The site, initially set up to educate theater employees in North America on how to deal with illegal camcording, now has a Spanish-language version targeted to Mexico.
Motion Picture Assn. of America president Bob Pisano said 90 per cent of pirated films worldwide are the result of camcording. They contributed to an US$18.2 billion ($27.4bn) loss for the worldwide motion picture industry last year.
"As we've shut off other sources of bootleg films, including postproduction and marketing houses, the quality of camcorders has become better in resolution and sensitivity to motion," he said during the event at the Orlando World Center Marriott. "It's not great, but it's pretty damn good."
Although legislation has been introduced to criminalize camcording in Mexico, it is still legal there.
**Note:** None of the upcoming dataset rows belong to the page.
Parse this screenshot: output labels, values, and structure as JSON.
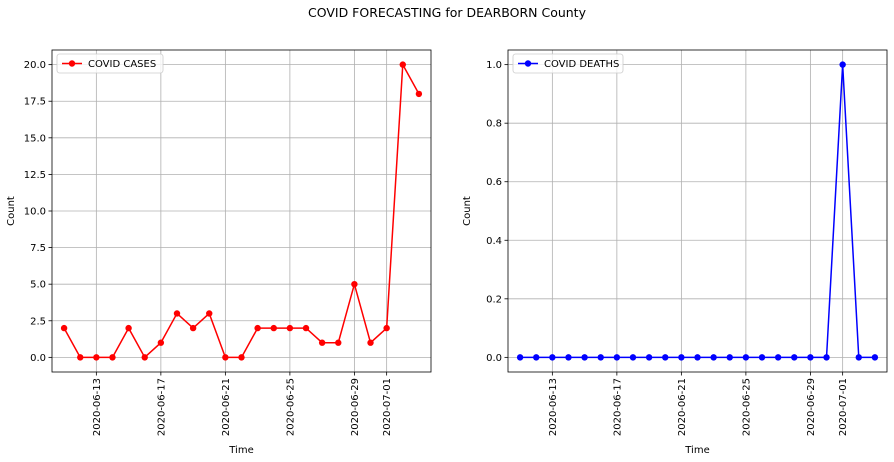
{
  "figure": {
    "suptitle": "COVID FORECASTING for DEARBORN County"
  },
  "chart_data": [
    {
      "type": "line",
      "xlabel": "Time",
      "ylabel": "Count",
      "x": [
        "2020-06-11",
        "2020-06-12",
        "2020-06-13",
        "2020-06-14",
        "2020-06-15",
        "2020-06-16",
        "2020-06-17",
        "2020-06-18",
        "2020-06-19",
        "2020-06-20",
        "2020-06-21",
        "2020-06-22",
        "2020-06-23",
        "2020-06-24",
        "2020-06-25",
        "2020-06-26",
        "2020-06-27",
        "2020-06-28",
        "2020-06-29",
        "2020-06-30",
        "2020-07-01",
        "2020-07-02",
        "2020-07-03"
      ],
      "series": [
        {
          "name": "COVID CASES",
          "color": "#ff0000",
          "marker": "circle",
          "values": [
            2,
            0,
            0,
            0,
            2,
            0,
            1,
            3,
            2,
            3,
            0,
            0,
            2,
            2,
            2,
            2,
            1,
            1,
            5,
            1,
            2,
            20,
            18
          ]
        }
      ],
      "xticks": [
        "2020-06-13",
        "2020-06-17",
        "2020-06-21",
        "2020-06-25",
        "2020-06-29",
        "2020-07-01"
      ],
      "yticks": [
        0.0,
        2.5,
        5.0,
        7.5,
        10.0,
        12.5,
        15.0,
        17.5,
        20.0
      ],
      "ytick_labels": [
        "0.0",
        "2.5",
        "5.0",
        "7.5",
        "10.0",
        "12.5",
        "15.0",
        "17.5",
        "20.0"
      ],
      "xlim": [
        "2020-06-10T06:00",
        "2020-07-03T18:00"
      ],
      "ylim": [
        -1.0,
        21.0
      ],
      "grid": true,
      "legend": "upper-left"
    },
    {
      "type": "line",
      "xlabel": "Time",
      "ylabel": "Count",
      "x": [
        "2020-06-11",
        "2020-06-12",
        "2020-06-13",
        "2020-06-14",
        "2020-06-15",
        "2020-06-16",
        "2020-06-17",
        "2020-06-18",
        "2020-06-19",
        "2020-06-20",
        "2020-06-21",
        "2020-06-22",
        "2020-06-23",
        "2020-06-24",
        "2020-06-25",
        "2020-06-26",
        "2020-06-27",
        "2020-06-28",
        "2020-06-29",
        "2020-06-30",
        "2020-07-01",
        "2020-07-02",
        "2020-07-03"
      ],
      "series": [
        {
          "name": "COVID DEATHS",
          "color": "#0000ff",
          "marker": "circle",
          "values": [
            0,
            0,
            0,
            0,
            0,
            0,
            0,
            0,
            0,
            0,
            0,
            0,
            0,
            0,
            0,
            0,
            0,
            0,
            0,
            0,
            1,
            0,
            0
          ]
        }
      ],
      "xticks": [
        "2020-06-13",
        "2020-06-17",
        "2020-06-21",
        "2020-06-25",
        "2020-06-29",
        "2020-07-01"
      ],
      "yticks": [
        0.0,
        0.2,
        0.4,
        0.6,
        0.8,
        1.0
      ],
      "ytick_labels": [
        "0.0",
        "0.2",
        "0.4",
        "0.6",
        "0.8",
        "1.0"
      ],
      "xlim": [
        "2020-06-10T06:00",
        "2020-07-03T18:00"
      ],
      "ylim": [
        -0.05,
        1.05
      ],
      "grid": true,
      "legend": "upper-left"
    }
  ]
}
"We can't do anything about it - just kick (camcorders) out of the theater," said Miguel Angel Davila, president of both Canacine - Mexico's national film industry organization - and the Cinemex theater chain.
He added that the biggest piracy threat in Mexico came from the sale of Region 1 DVDs, which are encoded for use in North America. (Mexico and South America, along with Australia and New Zealand, use Region 4 DVDs.)
Davila explained that the Region 1 DVDs can be used to create perfect masters of films that are in current theatrical release in Mexico, where 65 per cent of households have DVD players, half of which are multiregional. In Mexico, the total consumer spending loss from piracy was estimated at US$1.1 billion last year.
"We need studios to stop selling (Region) 1 DVDs to distributors who sell them to Mexico," said Davila, whose country recently passed a law penalizing retailers who sell or rent them.
Several industry experts discussed offering incentives to theater owners and employees who catch camcorders in the act - a tactic that has been used in the United States. Sony Pictures executive Vicki Solmon said she gave a personalized jacket on top of a cash reward to one projectionist who bought his own goggles and caught a "Spider-Man 2" pirate.
Department of Homeland Security section chief David Faulconer said he would like to extend the incentives to audience members, turning them into informants. He said he had talked with one major exhibitor about incentives like family movie passes to get moviegoers to turn in bootleggers.
Faulconer said the industry had scored a major victory this year in El Salvador, which is the central point of distribution for all central American DVD bootlegs, by criminalizing its counterfeiting and tying it into a money-laundering statute. He said the US Chamber of Commerce is set to work on an anti-counterfeit initiative in Russia, where one studio estimates 85 per cent of its films' DVDs are pirated.